Batteries included would mean inclusion of the most basic requirement of almost every web application - some sort of user signup/signin/forgot password auth and cookie/token flow. Django does not include anything for this and leaves it to the user to work out - and this tends to be one of the most complex parts of a new system.

7 comments

> some sort of user signup/signin/forgot password auth and cookie/token flow. Django does not include anything for this and leaves it to the user to work out

But it does: https://docs.djangoproject.com/en/5.0/topics/auth/default/#m...

I stand corrected.
Yes, for me batteries included is starting with your problem and not before the problem. I expect in 2024 to have a Visual Basic 6 for the Web (drag and drop UI/UX and objects behavior) and all I have is MFC [1].

My experience as a casual developer in several programming languages and operating systems (macOS, Windows, Linux...) is that nowadays software development is for teams and not for individuals but it is not a software engineering problem but a community one because the technology we have available is really incredible but you can waste your time with relatively simple problems.

[1] https://en.wikipedia.org/wiki/Microsoft_Foundation_Class_Lib...

And that is why Laravel is maybe the most complete web framework currently. Breeze and Jetstream which are both first party starter kits, adds all of this for you in less that 10 seconds.

Basically if you seriously want to run an online saas business, not using Laravel is like choosing Java over Python back when pg wrote the famous essay.

That's a fair critique. I would say that the Django ecosystem is fairly batteries included though. I used the django-allauth package for this project and it filled in those gaps.

Additionally, in the Python ecosystem your other options are basically flask and fastapi, which are definitely not any form of batteries included.

As a guy who has had a 8 year career largely in Django, I generally agree with this sentiment.

Even though I prefer and am probably much more functional with Django + htmx, my sense is that for general web applications both Rails and Laravel are generally more functional ecosystems.
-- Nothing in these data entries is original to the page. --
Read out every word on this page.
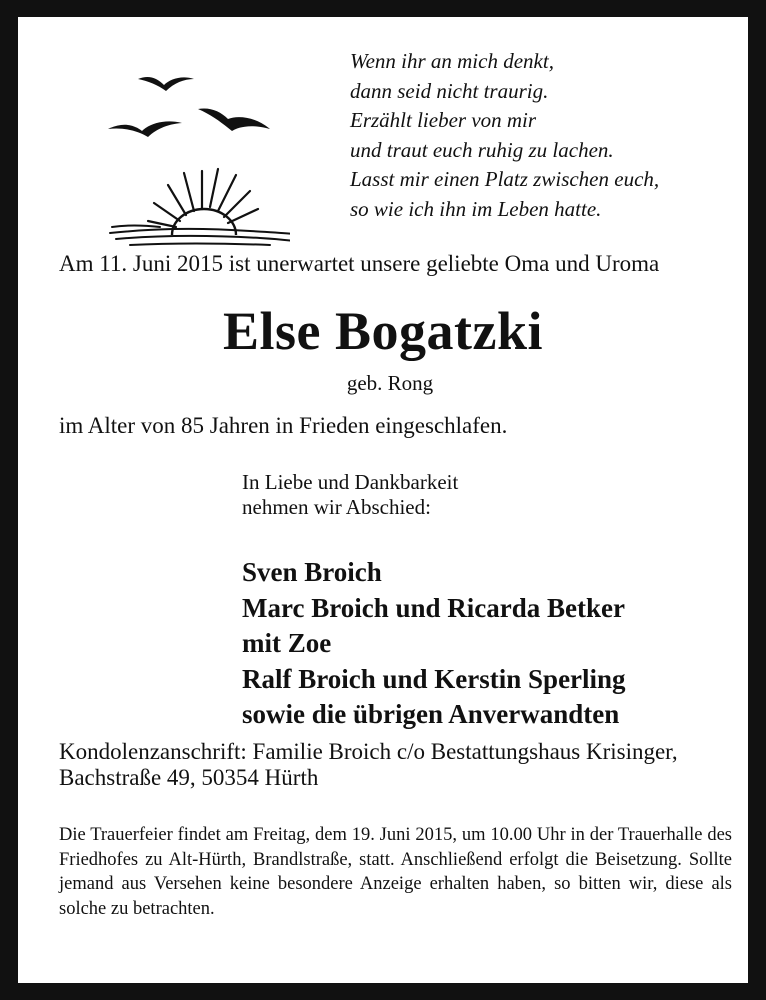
Wenn ihr an mich denkt,
dann seid nicht traurig.
Erzählt lieber von mir
und traut euch ruhig zu lachen.
Lasst mir einen Platz zwischen euch,
so wie ich ihn im Leben hatte.
Am 11. Juni 2015 ist unerwartet unsere geliebte Oma und Uroma
Else Bogatzki
geb. Rong
im Alter von 85 Jahren in Frieden eingeschlafen.
In Liebe und Dankbarkeit
nehmen wir Abschied:
Sven Broich
Marc Broich und Ricarda Betker
mit Zoe
Ralf Broich und Kerstin Sperling
sowie die übrigen Anverwandten
Kondolenzanschrift: Familie Broich c/o Bestattungshaus Krisinger, Bachstraße 49, 50354 Hürth
Die Trauerfeier findet am Freitag, dem 19. Juni 2015, um 10.00 Uhr in der Trauerhalle des Friedhofes zu Alt-Hürth, Brandlstraße, statt. Anschließend erfolgt die Beisetzung. Sollte jemand aus Versehen keine besondere Anzeige erhalten haben, so bitten wir, diese als solche zu betrachten.
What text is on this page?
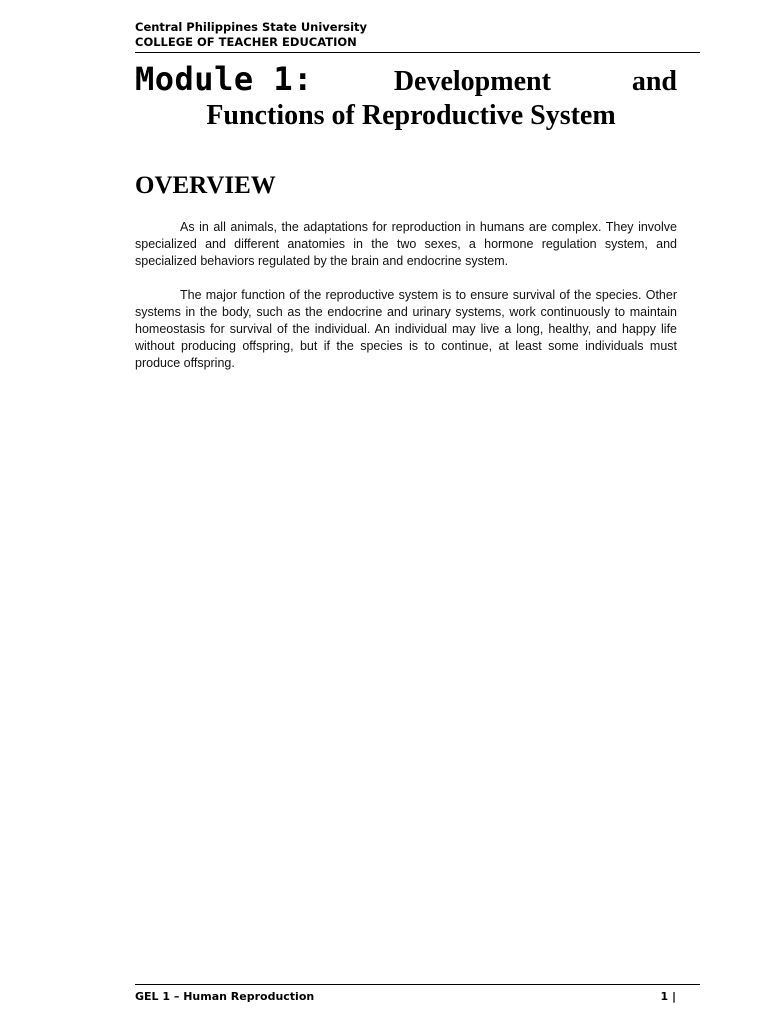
Central Philippines State University
COLLEGE OF TEACHER EDUCATION
Module 1:	Development	and
Functions of Reproductive System
OVERVIEW

As in all animals, the adaptations for reproduction in humans are complex. They involve specialized and different anatomies in the two sexes, a hormone regulation system, and specialized behaviors regulated by the brain and endocrine system.

The major function of the reproductive system is to ensure survival of the species. Other systems in the body, such as the endocrine and urinary systems, work continuously to maintain homeostasis for survival of the individual. An individual may live a long, healthy, and happy life without producing offspring, but if the species is to continue, at least some individuals must produce offspring.

GEL 1 – Human Reproduction	1 |
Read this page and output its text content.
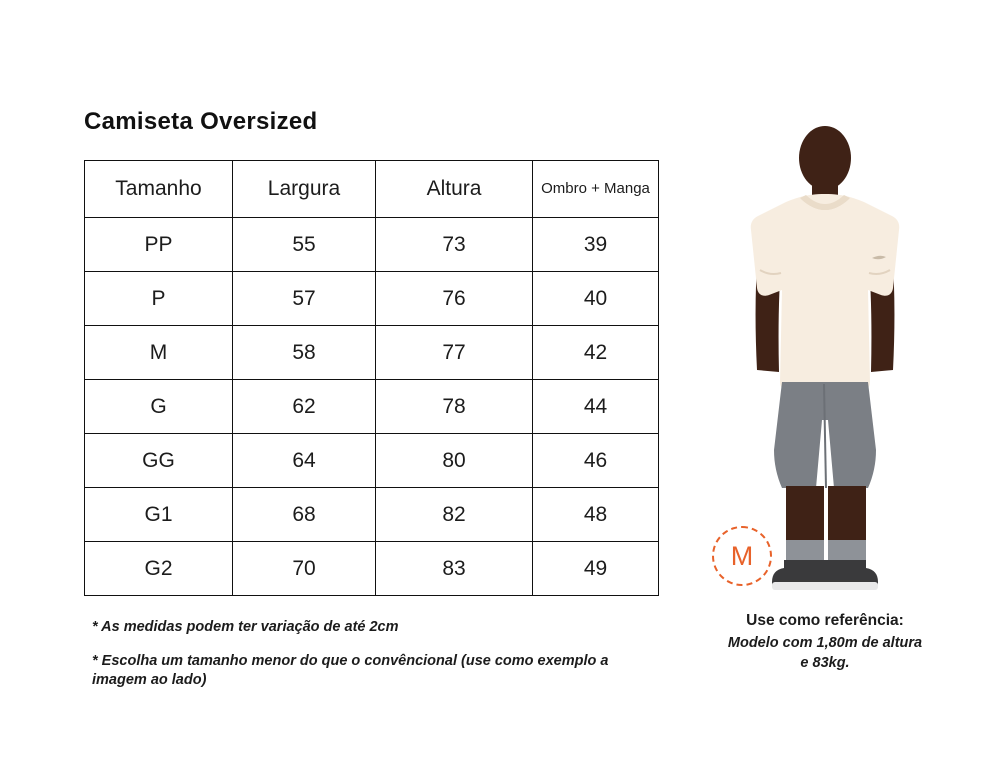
Camiseta Oversized
Tamanho	Largura	Altura	Ombro + Manga
PP	55	73	39
P	57	76	40
M	58	77	42
G	62	78	44
GG	64	80	46
G1	68	82	48
G2	70	83	49
* As medidas podem ter variação de até 2cm
* Escolha um tamanho menor do que o convêncional (use como exemplo a imagem ao lado)
M
Use como referência:
Modelo com 1,80m de altura
e 83kg.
Most of my Django work has been pretty data heavy or geospatial heavy, in which case I think python and/or geodjango are a great solution. In general, however, if I had a trajectory for more traditional web apps, I’d probably use Rails.

Rails was fun but combined with the uniqueness of Ruby, RoR always felt a little "too magic" for me.
Django people always say this "All you need to do is install this user management lib you're done".

There's at least 10 sophisticated steps to install and configure a user management system for Django and for beginners seeking genuine batteries included they'll have no idea if they are doing it right or wrong, ending up at best with problems and at worst a misconfigured auth system.

Django really should not be recommended to beginners, it's for sophisticated Python devs.

Maybe you are confused with flask? Django has all of the above.
Seems I was wrong.
Exactly, and Django isnt the Python alternative to Rails!
Might I suggest looking at django.contrib.auth.